The most striking contrast in this group lies in how each GPU achieves its performance. The ASRock Radeon RX 9070 XT Taichi OC relies on an aggressive clock strategy: its base clock of 1870 MHz is modest, but it boosts all the way to 3100 MHz — a massive +1230 MHz swing. The MSI GeForce RTX 5080 Expert OC takes the opposite approach, running a tighter 2295–2715 MHz range with far more raw hardware underneath, including 10,752 shading units versus just 4,096 on the RX 9070 XT. This architectural difference is fundamental: AMD is squeezing more frequency out of fewer units, while NVIDIA deploys a much wider compute engine running at more conservative clocks.
In terms of raw throughput metrics, the picture is split. The RTX 5080 leads in floating-point performance at 58.38 TFLOPS versus 50.79 TFLOPS, and in texture throughput (912.2 GTexels/s vs 793.6 GTexels/s), both reflecting its sheer unit count. However, the RX 9070 XT counters with a notably higher pixel fill rate of 396.8 GPixel/s — versus 304.1 GPixel/s — driven by its 128 ROPs outpacing the RTX 5080's 112, combined with its higher peak clock. This gives the RX 9070 XT a real-world edge in pixel-bound scenarios such as high-resolution rasterization. Its memory clock of 2518 MHz also outpaces the RTX 5080's 1875 MHz, which can benefit memory-bandwidth-sensitive workloads.

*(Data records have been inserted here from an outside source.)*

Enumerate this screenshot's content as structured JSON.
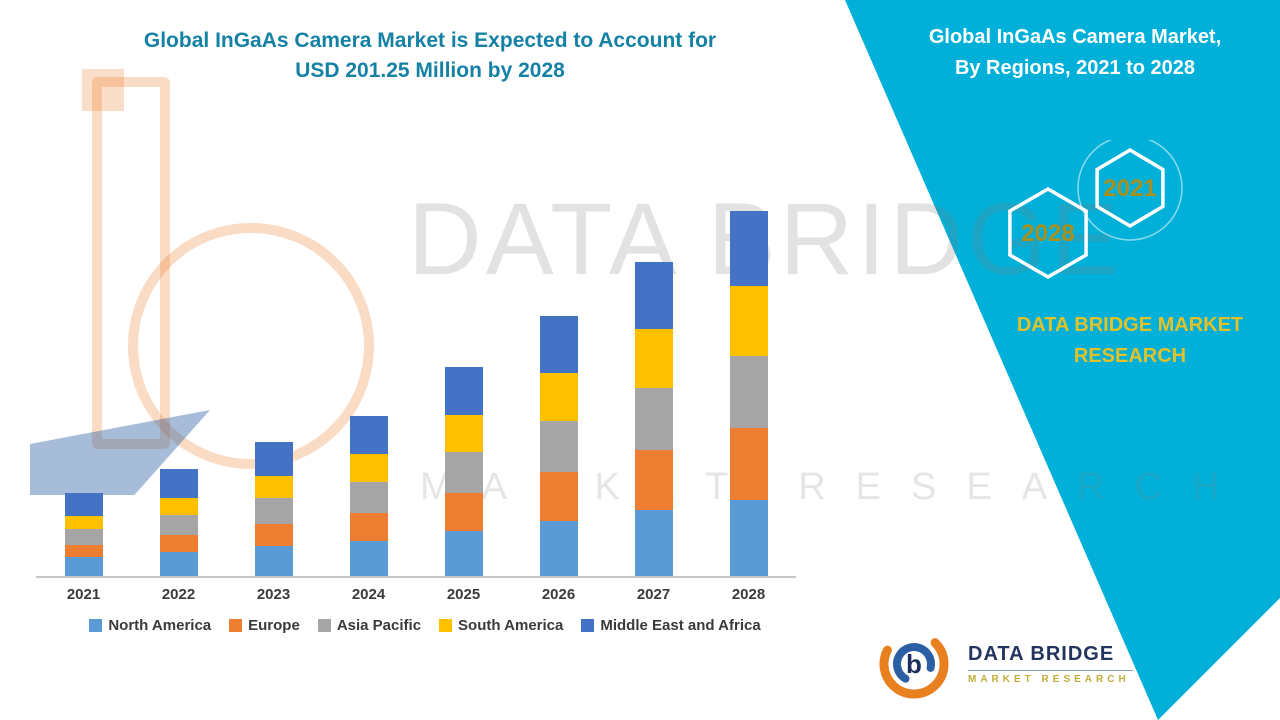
{
  "header": {
    "title_line1": "Global InGaAs Camera Market is Expected to Account for",
    "title_line2": "USD 201.25 Million by 2028",
    "title_color": "#1581a5"
  },
  "side_panel": {
    "bg_color": "#00b0d8",
    "title_line1": "Global InGaAs Camera Market,",
    "title_line2": "By Regions, 2021 to 2028",
    "hexagons": [
      {
        "label": "2028"
      },
      {
        "label": "2021"
      }
    ],
    "hexagon_label_color": "#a8901e",
    "brand_line1": "DATA BRIDGE MARKET",
    "brand_line2": "RESEARCH",
    "brand_color": "#e3c229"
  },
  "watermark": {
    "line1": "DATA BRIDGE",
    "line2": "MARKET RESEARCH"
  },
  "footer_logo": {
    "brand": "DATA BRIDGE",
    "tagline": "MARKET RESEARCH",
    "navy_color": "#23355f"
  },
  "chart_data": {
    "type": "bar",
    "stacked": true,
    "title": "Global InGaAs Camera Market is Expected to Account for USD 201.25 Million by 2028",
    "units": "USD Million",
    "xlabel": "",
    "ylabel": "",
    "ylim": [
      0,
      210
    ],
    "grid": false,
    "legend_position": "bottom",
    "categories": [
      "2021",
      "2022",
      "2023",
      "2024",
      "2025",
      "2026",
      "2027",
      "2028"
    ],
    "series": [
      {
        "name": "North America",
        "color": "#5b9bd5",
        "values": [
          10.4,
          13.3,
          16.4,
          19.4,
          24.9,
          30.6,
          36.3,
          41.7
        ]
      },
      {
        "name": "Europe",
        "color": "#ed7d31",
        "values": [
          6.9,
          9.3,
          12.2,
          15.2,
          20.7,
          26.7,
          33.2,
          39.8
        ]
      },
      {
        "name": "Asia Pacific",
        "color": "#a5a5a5",
        "values": [
          8.6,
          11.2,
          14.2,
          17.2,
          22.6,
          28.3,
          34.2,
          40.0
        ]
      },
      {
        "name": "South America",
        "color": "#ffc000",
        "values": [
          7.0,
          9.4,
          12.3,
          15.2,
          20.5,
          26.4,
          32.5,
          38.2
        ]
      },
      {
        "name": "Middle East and Africa",
        "color": "#4472c4",
        "values": [
          12.9,
          15.8,
          18.8,
          21.4,
          26.7,
          31.6,
          36.7,
          41.55
        ]
      }
    ],
    "annotations": [],
    "totals_by_year": [
      45.8,
      59.0,
      73.9,
      88.4,
      115.4,
      143.6,
      172.9,
      201.25
    ]
  }
}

Overall, neither card dominates universally across this group. The RTX 5080 Expert OC holds the edge in compute and texture throughput, making it better suited for workloads that scale with shader count — such as ray tracing, AI-accelerated rendering, and compute tasks. The RX 9070 XT Taichi OC has the advantage in pixel output and memory clock speed, which translates to competitive rasterization performance at high resolutions. The choice between them in this group comes down to workload: NVIDIA leads in raw FLOPS and texturing, while AMD punches back with superior fill rate and faster memory.